A formal study I conducted while at the college confirmed what I’ve observed over the years: that innovation initiatives are typically the result of collaboration among open-minded, creative people not afraid of change, who fashion project plans and secure financial support outside the formal planning framework. In the college’s case, I determined that not one significant investment in innovation (for example, a high-tech skills training center) over a five-year period actually resulted from the college’s elaborate long-range planning process, which basically codified the innovations once they’d been launched.
This is one of the important lessons that Aaron Spence, Superintendent of the Virginia Beach Public Schools, and Captain Chad Vincelette, Commanding Officer of Naval Air Station Oceana, teach in the podcast they recorded for this blog, describing a number of innovation initiatives resulting from the creative partnership their two organizations have formed. For example, transporting 5,000-some Virginia Beach fifth graders to Naval Air Station Oceana during Oceana’s annual air show to participate in what Aaron calls “the world’s largest outdoor STEM laboratory” wasn’t the outcome of formal long-range planning. Rather, the outdoor STEM lab emerged from the collaboration of open-minded, innovation-friendly leaders, who translated their initial informal brainstorming into a concrete project plan. Of course, when the chief executives themselves – like Aaron and Chad – are active collaborators, innovation initiatives are much likelier to see the light of day.

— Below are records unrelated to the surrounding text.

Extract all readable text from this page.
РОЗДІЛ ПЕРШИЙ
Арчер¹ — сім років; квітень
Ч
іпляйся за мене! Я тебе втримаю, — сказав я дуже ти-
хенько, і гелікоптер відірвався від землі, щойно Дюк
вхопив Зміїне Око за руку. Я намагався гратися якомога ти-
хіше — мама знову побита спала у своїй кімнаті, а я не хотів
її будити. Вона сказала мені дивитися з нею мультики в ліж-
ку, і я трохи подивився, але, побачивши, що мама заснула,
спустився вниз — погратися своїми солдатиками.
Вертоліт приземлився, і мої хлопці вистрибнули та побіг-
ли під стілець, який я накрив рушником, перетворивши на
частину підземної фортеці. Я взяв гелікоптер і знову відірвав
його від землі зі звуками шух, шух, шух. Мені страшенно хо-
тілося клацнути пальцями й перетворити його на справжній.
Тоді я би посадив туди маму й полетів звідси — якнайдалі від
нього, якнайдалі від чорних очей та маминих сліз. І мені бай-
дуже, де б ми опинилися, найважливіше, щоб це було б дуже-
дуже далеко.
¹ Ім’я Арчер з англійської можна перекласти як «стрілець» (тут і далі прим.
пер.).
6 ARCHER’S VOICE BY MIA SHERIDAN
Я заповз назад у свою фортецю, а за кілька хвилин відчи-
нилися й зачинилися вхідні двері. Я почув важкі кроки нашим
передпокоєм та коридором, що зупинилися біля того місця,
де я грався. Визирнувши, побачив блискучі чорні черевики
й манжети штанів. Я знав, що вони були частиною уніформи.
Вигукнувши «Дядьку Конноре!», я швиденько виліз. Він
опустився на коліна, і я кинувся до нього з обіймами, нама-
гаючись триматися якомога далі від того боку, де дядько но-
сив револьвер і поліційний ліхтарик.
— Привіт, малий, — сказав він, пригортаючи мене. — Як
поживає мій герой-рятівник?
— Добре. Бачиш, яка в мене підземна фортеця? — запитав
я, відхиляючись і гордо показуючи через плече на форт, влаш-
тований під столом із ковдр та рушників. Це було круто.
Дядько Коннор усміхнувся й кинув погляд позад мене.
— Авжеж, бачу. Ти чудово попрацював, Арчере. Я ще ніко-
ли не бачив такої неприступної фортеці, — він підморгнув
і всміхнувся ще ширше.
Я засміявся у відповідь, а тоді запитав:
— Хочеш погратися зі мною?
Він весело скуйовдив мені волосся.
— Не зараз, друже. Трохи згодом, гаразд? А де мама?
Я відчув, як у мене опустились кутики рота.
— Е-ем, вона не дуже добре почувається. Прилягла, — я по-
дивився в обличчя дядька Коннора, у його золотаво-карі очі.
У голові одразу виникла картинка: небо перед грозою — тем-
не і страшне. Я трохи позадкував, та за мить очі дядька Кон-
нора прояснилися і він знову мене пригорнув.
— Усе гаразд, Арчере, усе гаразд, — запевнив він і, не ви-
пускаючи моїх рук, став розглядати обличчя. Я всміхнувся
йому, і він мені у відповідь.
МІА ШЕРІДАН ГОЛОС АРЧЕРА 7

The Virginia Beach Schools/Naval Air Station Oceana case also demonstrates the critical external role that chief executives – in this case a superintendent and commanding officer – play in innovation, wearing what I call the “Connecter-in-Chief” hat. As Connecters-in-Chief of their respective organizations, Aaron and Chad played three important roles: scouting out potential collaborators/partners and identifying potentially high-yield partnerships; actively engaging in mapping out partnership initiatives; and enabling implementation of the initiatives, primarily by allocating the necessary resources.